Not all food is created equal. But what exactly is junk food?
Fish and chips, pizza, burgers, kebabs, white bread, sugar, cakes, refined sugary cereals, alcohol, fizzy drinks, sweets, crisps, chocolate bars and most ready meals; essentially, they provide your body with negligible amounts of nutrients and can actually be detrimental to your health.
More than 3,000 additives are allowed for use in food processing, but no-one yet knows the effects of consuming a chemical cocktail on a daily, lifelong basis. The occasional indulgence will not plunge a healthy person into poor health, but the problem occurs when these foods are consumed on a regular basis, forming a large part of the staple diet. It’s not unusual for at least one of these food groups to be consumed every single day without the benefits of whole foods to reduce the ill-effects. It is not unusual for our children to attend school with a lunch box filled with these processed, chemical laden-products in place of real foods.

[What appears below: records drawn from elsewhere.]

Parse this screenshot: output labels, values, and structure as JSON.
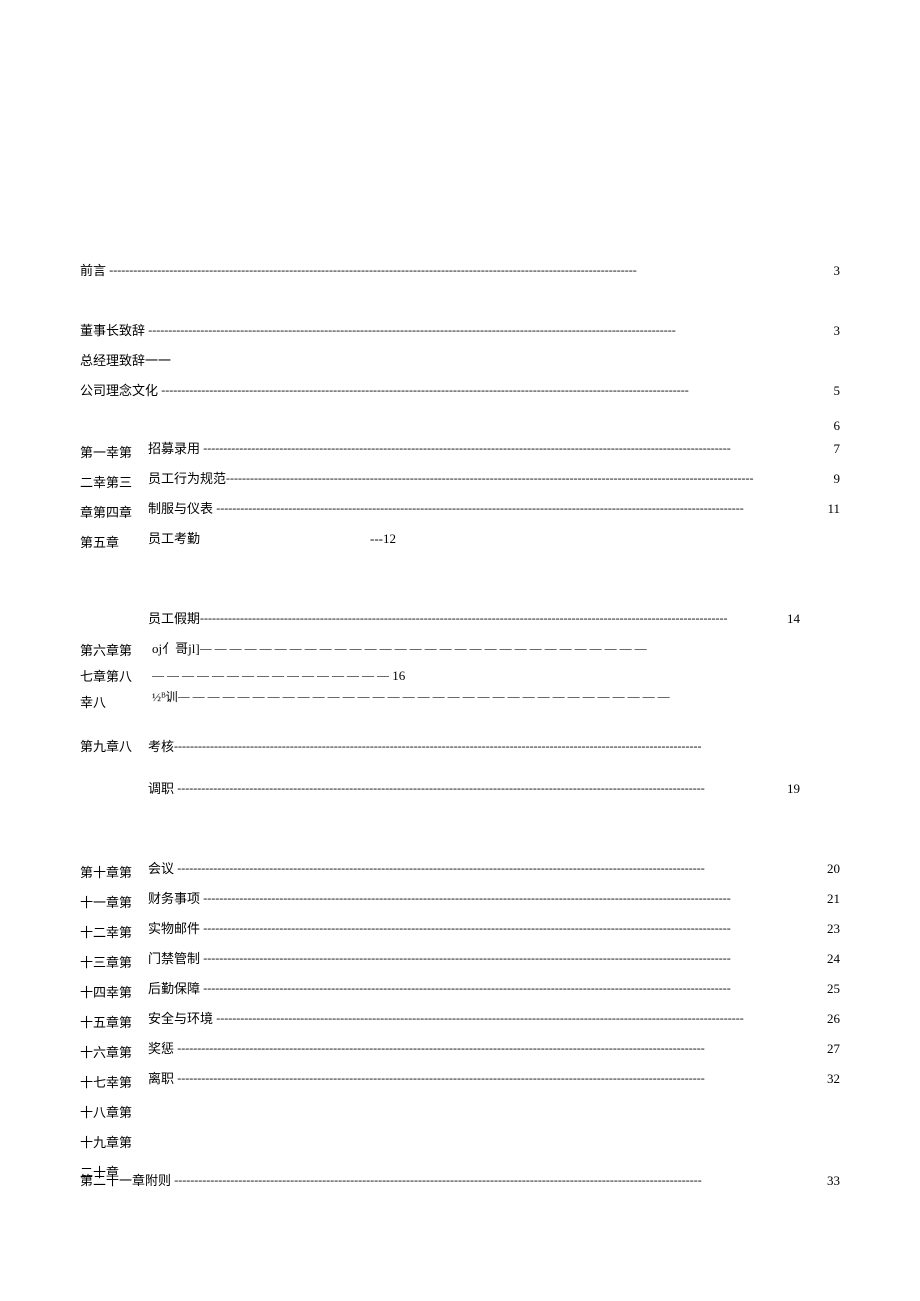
{
  "top": {
    "preface_label": "前言",
    "preface_page": "3",
    "chairman_label": "董事长致辞",
    "chairman_page": "3",
    "gm_label": "总经理致辞一一",
    "culture_label": "公司理念文化",
    "culture_page": "5"
  },
  "col1_chapters": "第一幸第二幸第三章第四章第五章",
  "sec1": {
    "p6": "6",
    "recruit_label": "招募录用",
    "recruit_page": "7",
    "conduct_label": "员工行为规范",
    "conduct_page": "9",
    "uniform_label": "制服与仪表",
    "uniform_page": "11",
    "attend_label": "员工考勤",
    "attend_mid": "---12"
  },
  "col2_chapters_a": "第六章第七章第八幸八",
  "col2_chapters_b": "第九章八",
  "sec2": {
    "leave_label": "员工假期",
    "leave_page": "14",
    "gibberish": "oj亻哥jl]",
    "gibberish_page": "16",
    "train_label": "½ᴮ训",
    "exam_label": "考核",
    "transfer_label": "调职",
    "transfer_page": "19"
  },
  "col3_chapters": "第十章第十一章第十二幸第十三章第十四幸第十五章第十六章第十七幸第十八章第十九章第二十章",
  "sec3": {
    "meeting_label": "会议",
    "meeting_page": "20",
    "finance_label": "财务事项",
    "finance_page": "21",
    "mail_label": "实物邮件",
    "mail_page": "23",
    "door_label": "门禁管制",
    "door_page": "24",
    "logistics_label": "后勤保障",
    "logistics_page": "25",
    "safety_label": "安全与环境",
    "safety_page": "26",
    "reward_label": "奖惩",
    "reward_page": "27",
    "resign_label": "离职",
    "resign_page": "32"
  },
  "appendix_label": "第二十一章附则",
  "appendix_page": "33",
  "dash_fill": "------------------------------------------------------------------------------------------------------------------------------------",
  "dash_fill_wide": "— — — — — — — — — — — — — — — — — — — — — — — — — — — — — —",
  "dash_fill_med": "— — — — — — — — — — — — — — — —",
  "dash_fill_train": "— — — — — — — — — — — — — — — — — — — — — — — — — — — — — — — — —"
}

What are the dangers of eating junk?
These foods can contribute to:
- Weight gain, cravings and bingeing
- Digestive problems; constipation, diarrhoea, bloating, cramping
- Low energy, poor sleep and low libido
- Poor concentration, mood swings
- Premature ageing, poor skin tone, hair and nails
- Weakened immune system
- Degenerative diseases such as heart disease, diabetes and arthritis
- Depression and other mental health issues
- Long-term nutritional deficiencies
Packaged and convenience foods often have higher levels of polyunsaturated fats, and sugar. They contain many obscure ingredients that wouldn’t be found in the kitchen cupboard. While they may prove to be convenient at time, they should not form part of your everyday eating. There are more nutritious foods that are very quick and simple to prepare such as eggs, cheese, chicken pieces, vegetable sticks. These can be dipped into quality dressings made with full fat yoghurt, sour-cream or cream-cheese to create interesting and tasty choices.
What’s the alternative?
Choose whole foods. Whole foods are foods that are as close as possible to their natural state with the minimum number of ingredients being added or removed. Choosing these foods mean they are likely to have a higher nutrient content and be more satiating without the chemical additives that processing can include. They are also very tasty.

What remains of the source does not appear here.